Je me dis pourquoi cette formule : nouveau pays. Un pays n’est pas une chose qu’on ramasse comme ça, qui nous appartient. Même si c’était le cas, le jour où l’on arrive dans le pays d’accueil n’est pas le jour où l’on quitte vraiment son pays natal. Ça prend un temps fou. On peut accepter de le laisser, mais chaque fois qu’on voit son nom, sa couleur, qu’on hume l’odeur de sa cuisine quelque part, un grand chagrin nous envahit. Notre cœur fracasse, comme après une peine d’amour.
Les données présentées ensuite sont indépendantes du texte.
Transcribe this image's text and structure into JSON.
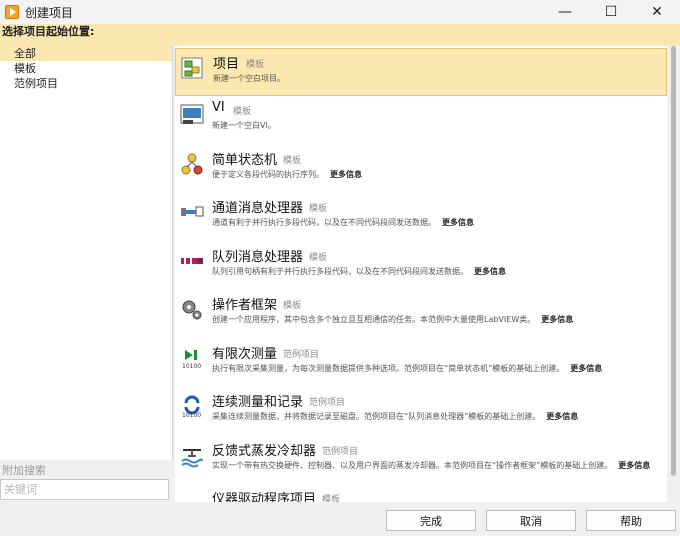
{
  "window": {
    "title": "创建项目",
    "minimize": "—",
    "maximize": "☐",
    "close": "✕"
  },
  "header": {
    "label": "选择项目起始位置:"
  },
  "tree": {
    "items": [
      "全部",
      "模板",
      "范例项目"
    ]
  },
  "search": {
    "label": "附加搜索",
    "placeholder": "关键词"
  },
  "items": [
    {
      "name": "项目",
      "type": "模板",
      "desc": "新建一个空白项目。",
      "more": "",
      "icon": "project-icon"
    },
    {
      "name": "VI",
      "type": "模板",
      "desc": "新建一个空白VI。",
      "more": "",
      "icon": "vi-icon"
    },
    {
      "name": "简单状态机",
      "type": "模板",
      "desc": "便于定义各段代码的执行序列。",
      "more": "更多信息",
      "icon": "state-machine-icon"
    },
    {
      "name": "通道消息处理器",
      "type": "模板",
      "desc": "通道有利于并行执行多段代码，以及在不同代码段间发送数据。",
      "more": "更多信息",
      "icon": "channel-icon"
    },
    {
      "name": "队列消息处理器",
      "type": "模板",
      "desc": "队列引用句柄有利于并行执行多段代码，以及在不同代码段间发送数据。",
      "more": "更多信息",
      "icon": "queue-icon"
    },
    {
      "name": "操作者框架",
      "type": "模板",
      "desc": "创建一个应用程序，其中包含多个独立且互相通信的任务。本范例中大量使用LabVIEW类。",
      "more": "更多信息",
      "icon": "gears-icon"
    },
    {
      "name": "有限次测量",
      "type": "范例项目",
      "desc": "执行有限次采集测量，为每次测量数据提供多种选项。范例项目在“简单状态机”模板的基础上创建。",
      "more": "更多信息",
      "icon": "finite-measure-icon"
    },
    {
      "name": "连续测量和记录",
      "type": "范例项目",
      "desc": "采集连续测量数据，并将数据记录至磁盘。范例项目在“队列消息处理器”模板的基础上创建。",
      "more": "更多信息",
      "icon": "continuous-log-icon"
    },
    {
      "name": "反馈式蒸发冷却器",
      "type": "范例项目",
      "desc": "实现一个带有热交换硬件、控制器、以及用户界面的蒸发冷却器。本范例项目在“操作者框架”模板的基础上创建。",
      "more": "更多信息",
      "icon": "cooler-icon"
    },
    {
      "name": "仪器驱动程序项目",
      "type": "模板",
      "desc": "",
      "more": "",
      "icon": "instrument-icon"
    }
  ],
  "buttons": {
    "finish": "完成",
    "cancel": "取消",
    "help": "帮助"
  }
}
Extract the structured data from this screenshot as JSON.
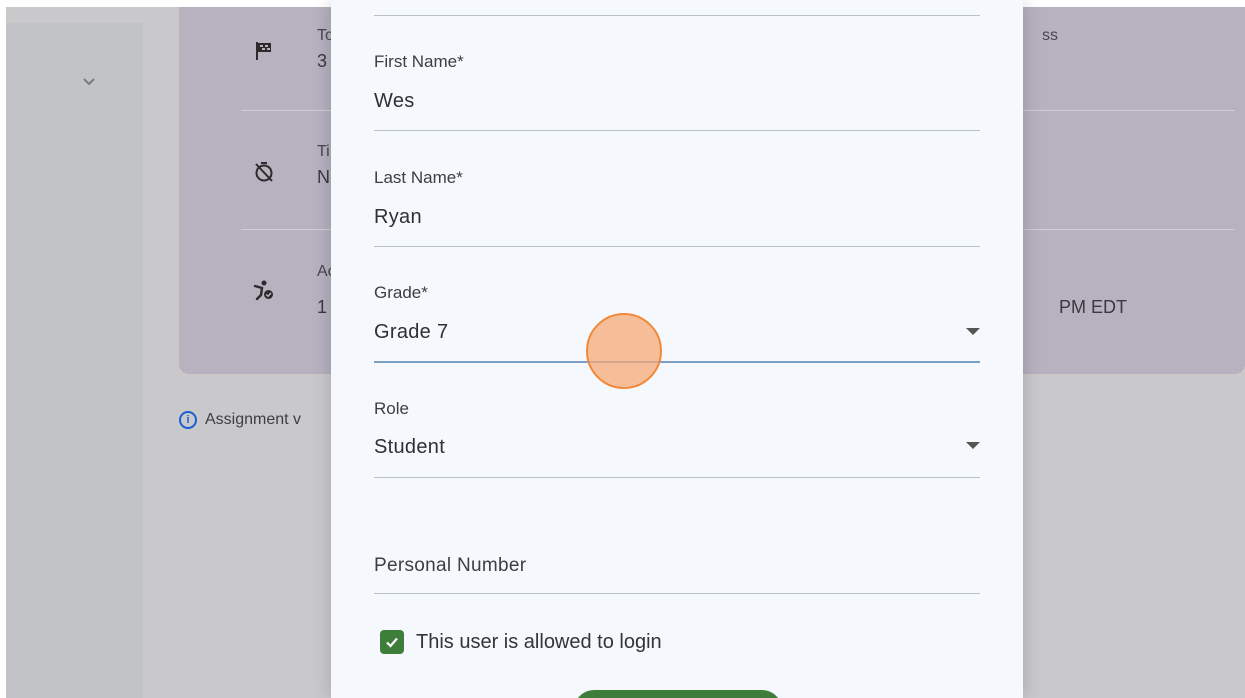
{
  "background_rows": [
    {
      "line1": "To",
      "line2": "3",
      "right_text": "ss",
      "icon": "checkered-flag-icon"
    },
    {
      "line1": "Ti",
      "line2": "N",
      "right_text": "",
      "icon": "timer-off-icon"
    },
    {
      "line1": "Ac",
      "line2": "1",
      "right_text": "PM EDT",
      "icon": "activity-icon"
    }
  ],
  "info_text": "Assignment v",
  "form": {
    "first_name": {
      "label": "First Name*",
      "value": "Wes"
    },
    "last_name": {
      "label": "Last Name*",
      "value": "Ryan"
    },
    "grade": {
      "label": "Grade*",
      "value": "Grade 7"
    },
    "role": {
      "label": "Role",
      "value": "Student"
    },
    "personal_number": {
      "placeholder": "Personal Number"
    },
    "login_checkbox": {
      "label": "This user is allowed to login",
      "checked": true
    }
  },
  "colors": {
    "accent_green": "#3f7d3b",
    "card_purple": "#b7b1c0",
    "info_blue": "#1a5fd0",
    "cursor_orange": "#f6aa78"
  }
}
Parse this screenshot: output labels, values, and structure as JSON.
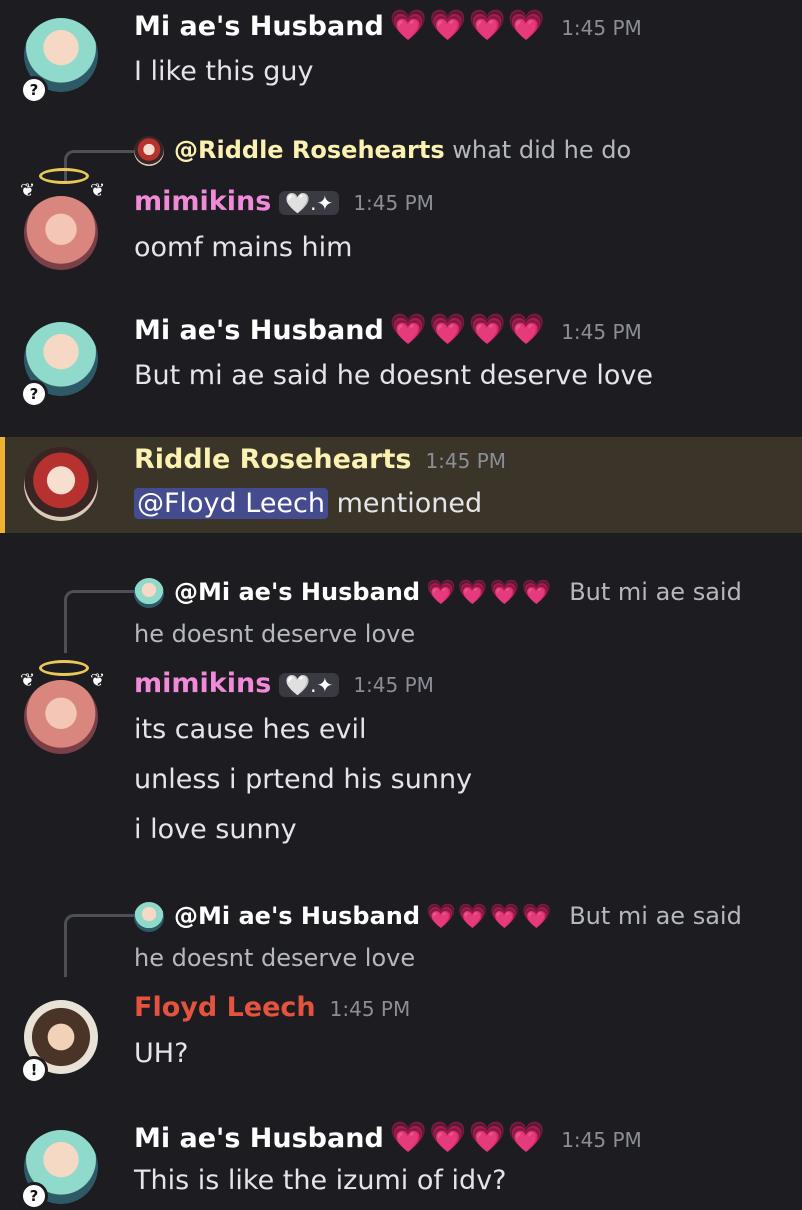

Lorsque je suis allé m’inscrire à la Grande Bibliothèque, la bibliothécaire m’a demandé de lui dicter mon adresse. J’ai dit : Delmas 48, rue La Tortue… La dame, interloquée, Pardon ? Je me rendais compte que j’avais donné celle de ma résidence à Port-au-Prince. Le cœur battant et la gorge nouée, je dicte la nouvelle : ..., chemin Avon, Montréal-Ouest, H4B 1W9. Je me surprends parfois à chercher mon restaurant préféré à Port-au-Prince sur Saint-Denis, la rue que j’aime le plus à Montréal. Je suis cinglé ou quoi. Au-delà de tout ça, on peut avoir deux pays dans le cœur. J’ai un ami qui vit au Québec depuis plus de 40 ans, qui n’imagine pas le retour. Quand il est en Haïti, le Québec lui manque très fort. L'exil a fait de lui un homme instable, toujours en fuite entre deux contrées.
Je m’habituerai petit à petit. J’ai deux cartes de librairie et une carte de la Grande Bibliothèque. Je peux emprunter jusqu’à vingt livres. J’étais ébahi quand la bibliothécaire m’a donné cette information. Vingt livres ? Et on peut les renouveler jusqu’à cinq fois. Tout ce temps ! La ville encourage la lecture lente. J’aime la Place des Arts, La rue Sherbrooke n'en finit pas. Montréal marche vers moi. Je marche vers Montréal. Les histoires d’amour avec les villes ne commencent jamais par un coup de tête, ça prendra du temps. Et quand l’histoire commence, c’est souvent pour toute la vie. On quitte une personne, un appartement, un pays, mais jamais une ville. Il y a des villes qui font partie de la géographie de nos gestes.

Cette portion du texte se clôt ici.